Standing Orders (Public Business) [22 October 2015]

The Leader of the House said in July 2015 that EVEL would ensure that English MPs had their voice recognised within the Union.

The perceived grievance that somehow MPs from outside England pose an insidious influence on English affairs is totally incorrect. If MPs in England want a particular piece of legislation, they have the numbers to ensure that it progresses. With 533 of the 650 Members, English votes already have the capability to win every single time.

House of Commons Library research shows that between 2010 and 2015, the majority votes of English MPs matched the majority votes of the UK as a whole in 99% of Divisions. Yet the UK Government are pressing ahead with a major constitutional change that will fundamentally change the relationship between this House, Scotland, Wales and Northern Ireland.

It is next to impossible to identify all the knock-on effects of EVEL on Scotland. One piece of legislation does not lead to one direct outcome: legislation is non-linear. My hon. Friend the Member for Perth and North Perthshire (Pete Wishart) said it best when he gave evidence to the Procedure Committee last month. He told it that, in taking forward EVEL proposals, the Leader of the House was using

“The most massive sledgehammer to crush the tiniest of nuts.”

The UK Government have indicated that EVEL is primarily an issue of fairness, and I fully concur that fairness should be a central principle in debating any constitutional change.

I believe, for example, that it is fair for Scotland’s decision on our membership of the European Union to be respected and that under no circumstances should we be dragged out of the EU without the consent of the people of Scotland.
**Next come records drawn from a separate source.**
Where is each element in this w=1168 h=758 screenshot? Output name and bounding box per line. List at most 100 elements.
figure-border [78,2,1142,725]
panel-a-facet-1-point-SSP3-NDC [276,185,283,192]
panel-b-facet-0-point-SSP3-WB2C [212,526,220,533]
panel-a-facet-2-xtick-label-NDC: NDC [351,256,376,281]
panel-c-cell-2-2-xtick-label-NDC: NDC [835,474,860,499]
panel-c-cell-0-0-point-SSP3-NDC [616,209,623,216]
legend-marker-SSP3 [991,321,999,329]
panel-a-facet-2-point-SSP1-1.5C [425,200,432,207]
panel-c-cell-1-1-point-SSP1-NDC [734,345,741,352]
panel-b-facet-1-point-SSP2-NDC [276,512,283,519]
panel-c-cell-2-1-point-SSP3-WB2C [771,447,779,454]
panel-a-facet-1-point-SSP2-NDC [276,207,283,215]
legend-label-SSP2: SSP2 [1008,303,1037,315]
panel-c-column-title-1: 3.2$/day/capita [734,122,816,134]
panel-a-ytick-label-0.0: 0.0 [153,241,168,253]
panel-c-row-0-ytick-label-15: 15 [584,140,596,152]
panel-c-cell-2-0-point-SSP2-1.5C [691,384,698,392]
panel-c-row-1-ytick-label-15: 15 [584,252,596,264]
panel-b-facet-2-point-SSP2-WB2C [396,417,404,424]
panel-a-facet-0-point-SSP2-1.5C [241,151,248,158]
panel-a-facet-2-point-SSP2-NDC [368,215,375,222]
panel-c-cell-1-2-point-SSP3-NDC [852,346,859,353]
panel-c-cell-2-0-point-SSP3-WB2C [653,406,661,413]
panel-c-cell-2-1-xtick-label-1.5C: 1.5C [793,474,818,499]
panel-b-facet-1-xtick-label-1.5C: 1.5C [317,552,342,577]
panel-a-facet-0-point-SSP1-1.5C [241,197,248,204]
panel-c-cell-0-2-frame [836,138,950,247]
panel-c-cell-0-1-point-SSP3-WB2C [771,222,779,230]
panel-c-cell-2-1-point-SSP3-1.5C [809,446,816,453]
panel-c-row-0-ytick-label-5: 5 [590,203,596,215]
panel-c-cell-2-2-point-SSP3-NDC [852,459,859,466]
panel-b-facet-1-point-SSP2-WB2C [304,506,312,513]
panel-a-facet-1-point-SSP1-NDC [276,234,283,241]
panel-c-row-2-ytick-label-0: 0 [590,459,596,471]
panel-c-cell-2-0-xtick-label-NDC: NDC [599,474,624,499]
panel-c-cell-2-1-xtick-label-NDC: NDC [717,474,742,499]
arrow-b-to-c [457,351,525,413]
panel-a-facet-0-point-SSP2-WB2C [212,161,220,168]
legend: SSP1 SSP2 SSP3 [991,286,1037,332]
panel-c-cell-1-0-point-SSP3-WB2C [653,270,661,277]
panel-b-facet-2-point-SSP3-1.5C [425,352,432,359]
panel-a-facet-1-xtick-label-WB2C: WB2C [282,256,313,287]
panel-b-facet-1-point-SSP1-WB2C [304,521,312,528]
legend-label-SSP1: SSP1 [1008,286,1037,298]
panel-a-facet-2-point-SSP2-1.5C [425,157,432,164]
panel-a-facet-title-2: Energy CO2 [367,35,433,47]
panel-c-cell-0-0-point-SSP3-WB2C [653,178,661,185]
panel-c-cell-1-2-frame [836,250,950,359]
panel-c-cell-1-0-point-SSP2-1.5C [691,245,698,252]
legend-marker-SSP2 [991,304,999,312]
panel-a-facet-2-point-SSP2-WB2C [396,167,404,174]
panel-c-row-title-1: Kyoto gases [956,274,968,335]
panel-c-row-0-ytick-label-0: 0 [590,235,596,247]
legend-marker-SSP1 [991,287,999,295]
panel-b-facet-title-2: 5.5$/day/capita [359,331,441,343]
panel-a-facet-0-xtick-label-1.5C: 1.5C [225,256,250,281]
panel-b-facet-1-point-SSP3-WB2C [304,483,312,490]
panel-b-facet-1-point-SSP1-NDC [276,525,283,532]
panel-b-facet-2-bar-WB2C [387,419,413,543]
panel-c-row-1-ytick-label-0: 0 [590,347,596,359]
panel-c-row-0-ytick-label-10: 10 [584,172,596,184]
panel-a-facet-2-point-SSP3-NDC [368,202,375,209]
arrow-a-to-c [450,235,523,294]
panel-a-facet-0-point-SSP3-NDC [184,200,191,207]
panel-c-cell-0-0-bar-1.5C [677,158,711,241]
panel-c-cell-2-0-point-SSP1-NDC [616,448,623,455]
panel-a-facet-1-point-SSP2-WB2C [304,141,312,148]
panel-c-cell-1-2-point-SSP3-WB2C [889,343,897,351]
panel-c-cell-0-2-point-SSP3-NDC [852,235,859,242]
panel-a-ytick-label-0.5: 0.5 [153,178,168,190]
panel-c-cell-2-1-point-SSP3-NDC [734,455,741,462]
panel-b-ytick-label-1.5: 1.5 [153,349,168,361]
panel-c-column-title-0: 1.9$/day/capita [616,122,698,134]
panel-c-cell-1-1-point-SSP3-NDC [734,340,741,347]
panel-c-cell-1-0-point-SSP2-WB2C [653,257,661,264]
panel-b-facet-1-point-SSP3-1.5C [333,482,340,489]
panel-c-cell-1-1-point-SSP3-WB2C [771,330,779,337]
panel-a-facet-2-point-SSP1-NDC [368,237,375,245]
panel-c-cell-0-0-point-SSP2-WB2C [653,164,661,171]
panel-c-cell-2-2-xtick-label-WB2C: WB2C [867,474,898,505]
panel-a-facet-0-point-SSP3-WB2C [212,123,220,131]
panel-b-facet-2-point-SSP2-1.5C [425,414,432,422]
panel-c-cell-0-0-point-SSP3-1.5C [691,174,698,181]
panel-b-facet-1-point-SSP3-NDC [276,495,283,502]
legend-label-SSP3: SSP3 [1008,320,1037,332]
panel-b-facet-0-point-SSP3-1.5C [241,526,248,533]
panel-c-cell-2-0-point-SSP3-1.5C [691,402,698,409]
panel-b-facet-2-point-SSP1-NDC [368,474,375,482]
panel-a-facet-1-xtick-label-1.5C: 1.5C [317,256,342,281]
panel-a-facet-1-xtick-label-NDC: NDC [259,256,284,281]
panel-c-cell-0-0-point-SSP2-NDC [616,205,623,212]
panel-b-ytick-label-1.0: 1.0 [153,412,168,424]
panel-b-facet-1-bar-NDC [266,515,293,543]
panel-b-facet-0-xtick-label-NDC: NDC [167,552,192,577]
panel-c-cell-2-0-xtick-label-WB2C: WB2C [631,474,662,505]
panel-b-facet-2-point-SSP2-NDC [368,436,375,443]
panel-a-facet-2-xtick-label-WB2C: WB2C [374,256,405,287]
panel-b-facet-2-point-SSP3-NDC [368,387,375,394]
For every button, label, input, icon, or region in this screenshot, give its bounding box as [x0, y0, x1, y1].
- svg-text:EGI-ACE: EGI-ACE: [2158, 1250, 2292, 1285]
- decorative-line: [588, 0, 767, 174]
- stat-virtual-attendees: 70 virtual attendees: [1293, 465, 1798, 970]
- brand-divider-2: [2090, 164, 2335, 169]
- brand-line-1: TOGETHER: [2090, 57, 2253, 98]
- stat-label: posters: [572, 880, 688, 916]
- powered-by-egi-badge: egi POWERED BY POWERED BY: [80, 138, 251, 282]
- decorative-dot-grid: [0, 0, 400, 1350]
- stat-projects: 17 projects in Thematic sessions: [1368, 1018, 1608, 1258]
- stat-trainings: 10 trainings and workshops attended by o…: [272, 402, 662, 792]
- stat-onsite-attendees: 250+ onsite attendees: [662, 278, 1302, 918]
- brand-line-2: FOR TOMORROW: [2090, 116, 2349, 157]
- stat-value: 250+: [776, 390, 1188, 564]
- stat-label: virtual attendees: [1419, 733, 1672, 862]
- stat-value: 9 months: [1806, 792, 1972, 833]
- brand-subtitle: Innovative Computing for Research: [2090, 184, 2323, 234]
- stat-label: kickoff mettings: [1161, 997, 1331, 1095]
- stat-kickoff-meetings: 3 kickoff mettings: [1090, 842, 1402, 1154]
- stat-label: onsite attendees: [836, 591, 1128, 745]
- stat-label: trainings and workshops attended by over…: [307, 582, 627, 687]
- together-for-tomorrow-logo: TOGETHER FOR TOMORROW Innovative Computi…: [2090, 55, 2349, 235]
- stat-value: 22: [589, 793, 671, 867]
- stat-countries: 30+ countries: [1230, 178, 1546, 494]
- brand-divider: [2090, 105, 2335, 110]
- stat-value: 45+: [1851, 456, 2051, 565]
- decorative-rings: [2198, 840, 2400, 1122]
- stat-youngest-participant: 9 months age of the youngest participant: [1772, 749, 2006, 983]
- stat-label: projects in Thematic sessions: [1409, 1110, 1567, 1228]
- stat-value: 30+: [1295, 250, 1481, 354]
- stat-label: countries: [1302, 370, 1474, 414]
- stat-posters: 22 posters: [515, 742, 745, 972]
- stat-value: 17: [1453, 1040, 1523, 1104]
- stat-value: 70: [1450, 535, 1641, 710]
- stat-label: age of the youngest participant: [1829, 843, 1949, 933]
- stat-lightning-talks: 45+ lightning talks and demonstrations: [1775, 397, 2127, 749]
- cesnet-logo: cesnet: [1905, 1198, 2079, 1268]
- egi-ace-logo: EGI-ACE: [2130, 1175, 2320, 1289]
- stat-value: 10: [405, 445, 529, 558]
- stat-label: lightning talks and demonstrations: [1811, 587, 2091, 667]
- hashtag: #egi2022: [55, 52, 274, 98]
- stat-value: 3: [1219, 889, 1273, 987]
Scotland should also have a fair say on UK national infrastructure projects, such as the expansion of Heathrow airport. Despite Scotland’s financial contribution to such projects, the hon. Member for Milton Keynes South (Iain Stewart) stated that it could be deemed an English-only issue. Heathrow is an important issue to Scotland, yet our voice could be greatly weakened in the debate. Constitutional fairness should apply equally to all parts of the UK and it is worth remembering that the current UK Government did not receive an electoral mandate from the people of Scotland, Wales or Northern Ireland.

I hope that the concerns raised by SNP Members are not misconstrued. Indeed, we fully support the rights of our friends and neighbours in England to a more representative and vibrant democracy. The independence referendum campaign made Scotland the most exciting and politically engaged part of the UK, and we believe that people in England could also benefit from greater control over the issues that affect their lives and from a Parliament that is more responsive to their needs. However, the Government should not increase the rights of one group of people by decreasing the rights of others.

Ultimately, the proposals will only hasten Scottish independence, and for that I am truly grateful. EVEL is ill conceived. It will unnecessarily politicise the Speaker, and for that reason alone it should be rejected. In the meantime, I cannot argue in favour of a proposal that would decrease Scotland’s voice in this place and I hope that the proposals will be abandoned. I urge the Government to use this opportunity to move the UK towards a genuine, federal system of government, instead of the piecemeal and inadequate constitutional measures we have seen thus far. I say to the people of England: you are not too wee, you are not too poor—and on that I shall leave it.